As I lay there waiting to hear a heartbeat, the nurse said, “I’m so sorry to tell you this, but your baby has no heartbeat”. Laying on the bed sobbing on my own without my partner was one of the worst moments of my life. After pulling myself together the nurse told me I’d had a missed miscarriage, so my body hadn’t recognised the miscarriage.  All the people at the unit were so caring and did the best they could to help me take in this news.

Usually there are three choices in this situation: surgery, medical management or natural miscarriage, but due to Covid, surgery wasn’t an option. If surgery had been an option it would’ve been my first choice. There was too much risk of miscarrying at work if I was to miscarry naturally. I chose the medical option even though I’d have to stay in hospital alone. Walking out of the hospital with tears streaming down my face, getting ready to break the news to my partner waiting in the car park, was so scary. He was heartbroken and so upset he hadn’t been allowed to be with me when I found out the news.

The time until I went into hospital was a blur. I went in a few days before to have a check up and to take a tablet to start the process, and although all the girls at the hospital were lovely I just wish I had my partner there.

The following night I was rushed into hospital as things had started to happen naturally and I was in excruciating pain. Walking from the car to the ward on my own, bent over in pain, was another time I felt so alone. When I got to the ward they said I had a hidden cervix so doctors had to try to manually help it along all while laying in bed alone. I was just crying non-stop. Crying in pain, crying because I felt so alone and crying because I had lost my baby.
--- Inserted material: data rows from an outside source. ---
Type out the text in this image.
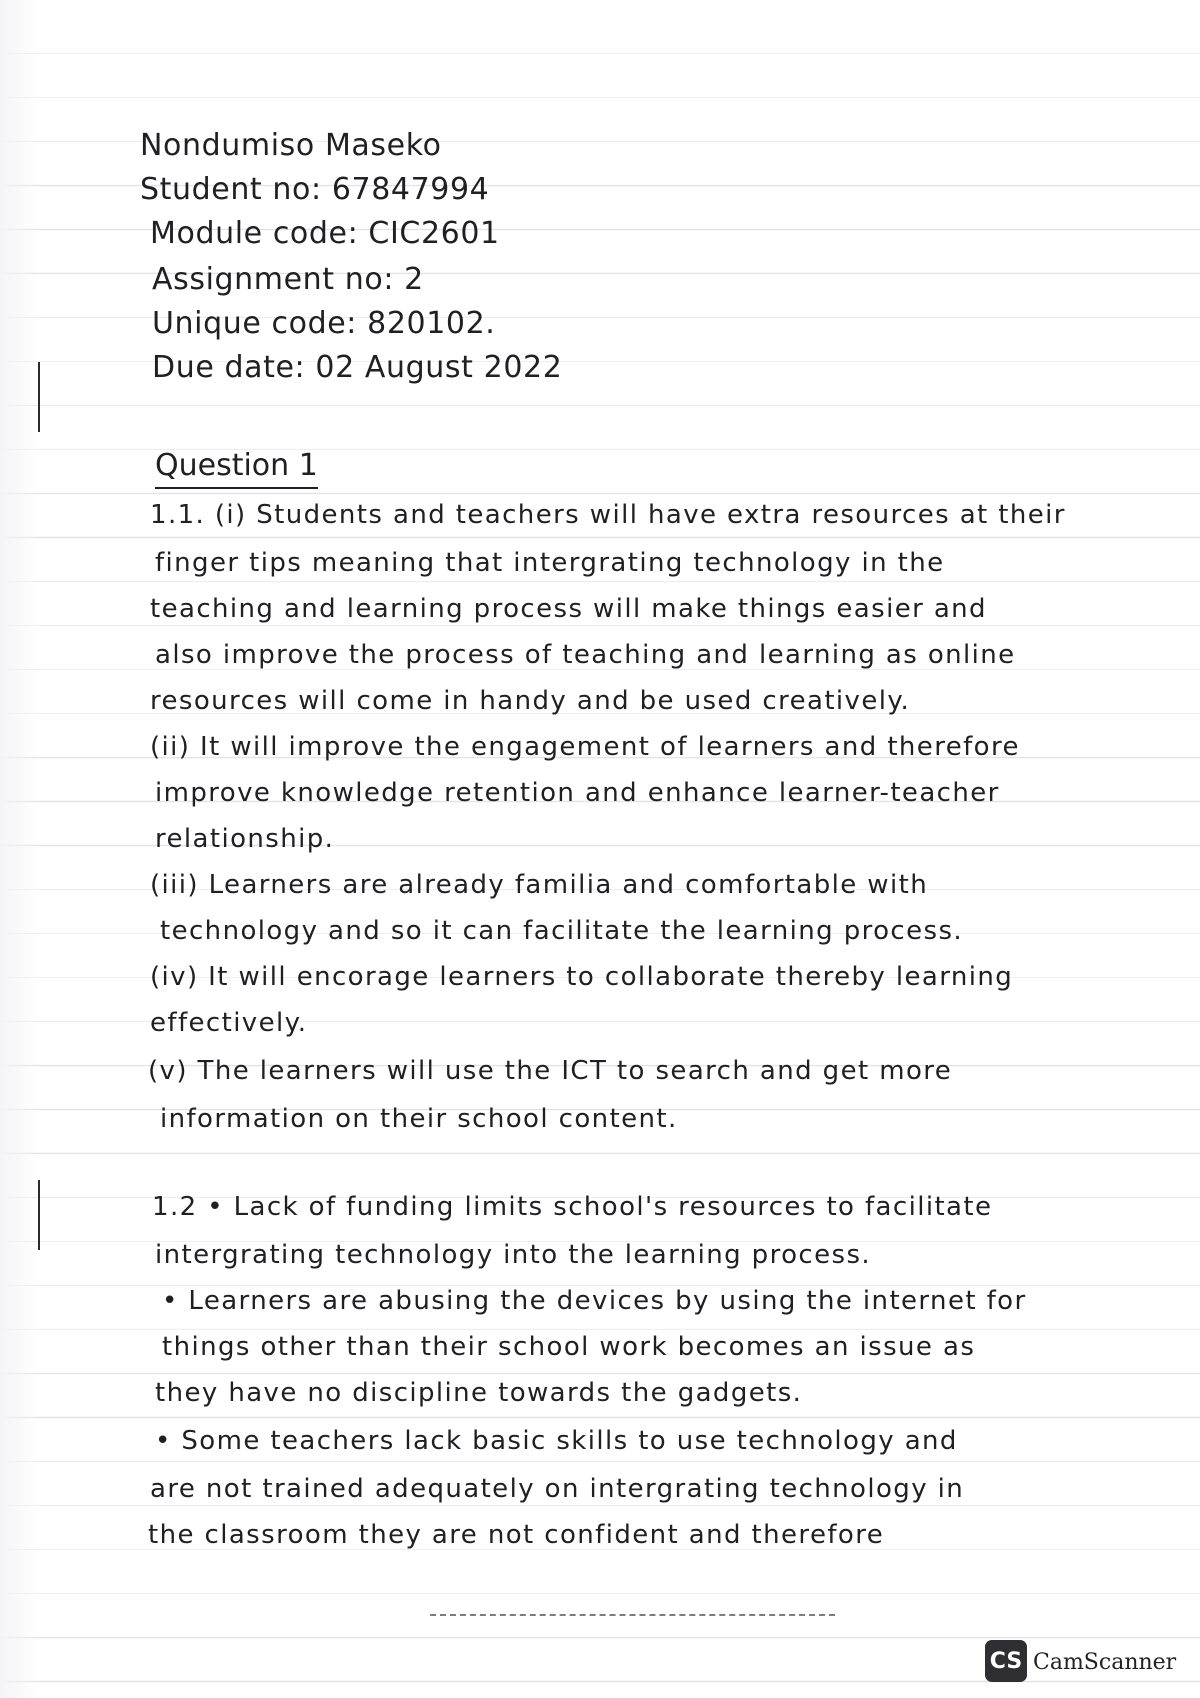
Nondumiso Maseko
Student no: 67847994
Module code: CIC2601
Assignment no: 2
Unique code: 820102.
Due date: 02 August 2022
Question 1
1.1. (i) Students and teachers will have extra resources at their
finger tips meaning that intergrating technology in the
teaching and learning process will make things easier and
also improve the process of teaching and learning as online
resources will come in handy and be used creatively.
(ii) It will improve the engagement of learners and therefore
improve knowledge retention and enhance learner-teacher
relationship.
(iii) Learners are already familia and comfortable with
technology and so it can facilitate the learning process.
(iv) It will encorage learners to collaborate thereby learning
effectively.
(v) The learners will use the ICT to search and get more
information on their school content.
1.2 • Lack of funding limits school's resources to facilitate
intergrating technology into the learning process.
• Learners are abusing the devices by using the internet for
things other than their school work becomes an issue as
they have no discipline towards the gadgets.
• Some teachers lack basic skills to use technology and
are not trained adequately on intergrating technology in
the classroom they are not confident and therefore
CS CamScanner
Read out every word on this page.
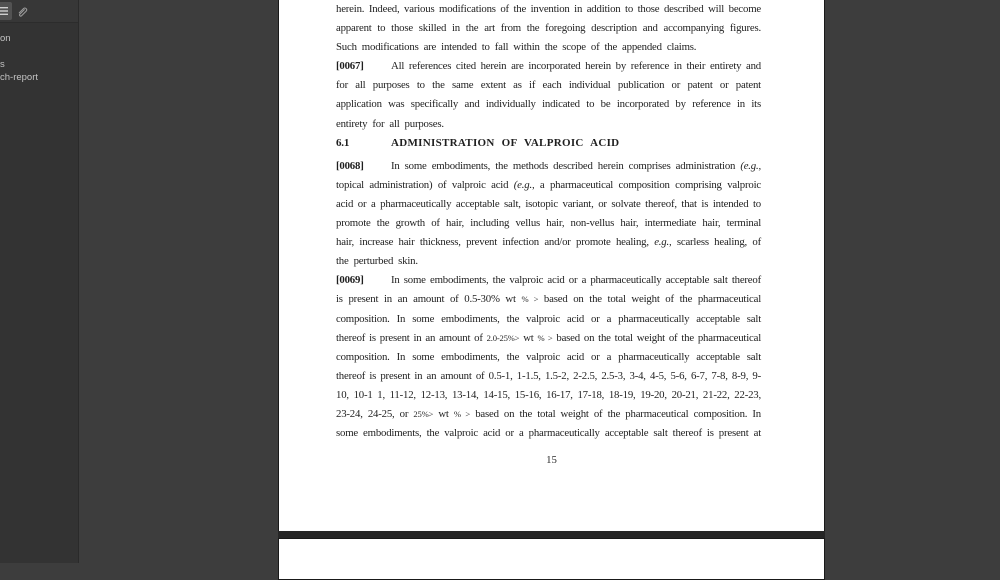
on
s
ch-report
herein. Indeed, various modifications of the invention in addition to those described will become
apparent to those skilled in the art from the foregoing description and accompanying figures.
Such modifications are intended to fall within the scope of the appended claims.
[0067]	All references cited herein are incorporated herein by reference in their entirety and
for all purposes to the same extent as if each individual publication or patent or patent
application was specifically and individually indicated to be incorporated by reference in its
entirety for all purposes.
6.1	ADMINISTRATION OF VALPROIC ACID
[0068]	In some embodiments, the methods described herein comprises administration (e.g.,
topical administration) of valproic acid (e.g., a pharmaceutical composition comprising valproic
acid or a pharmaceutically acceptable salt, isotopic variant, or solvate thereof, that is intended to
promote the growth of hair, including vellus hair, non-vellus hair, intermediate hair, terminal
hair, increase hair thickness, prevent infection and/or promote healing, e.g., scarless healing, of
the perturbed skin.
[0069]	In some embodiments, the valproic acid or a pharmaceutically acceptable salt thereof
is present in an amount of 0.5-30% wt % > based on the total weight of the pharmaceutical
composition. In some embodiments, the valproic acid or a pharmaceutically acceptable salt
thereof is present in an amount of 2.0-25%> wt % > based on the total weight of the pharmaceutical
composition. In some embodiments, the valproic acid or a pharmaceutically acceptable salt
thereof is present in an amount of 0.5-1, 1-1.5, 1.5-2, 2-2.5, 2.5-3, 3-4, 4-5, 5-6, 6-7, 7-8, 8-9, 9-
10, 10-1 1, 11-12, 12-13, 13-14, 14-15, 15-16, 16-17, 17-18, 18-19, 19-20, 20-21, 21-22, 22-23,
23-24, 24-25, or 25%> wt % > based on the total weight of the pharmaceutical composition. In
some embodiments, the valproic acid or a pharmaceutically acceptable salt thereof is present at
15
After a long and painful five hours, with a lot of complications, everything was over and I could go home. The following week I was back at work as a key worker and everything that had happened felt like a blur. I was hurting so much inside, but I had to put on a happy face for everyone I look after.

I think one thing that I have learnt looking back, is that we don’t realise how strong we are until we go through something as big as that on our own and come out the other end. Having a miscarriage is a horrible thing but having a miscarriage during a pandemic is the loneliest thing I could’ve experienced. The effect it’s had on my partner not being able to be there for me, and being separated during the worst experience of both our lives, is so hard.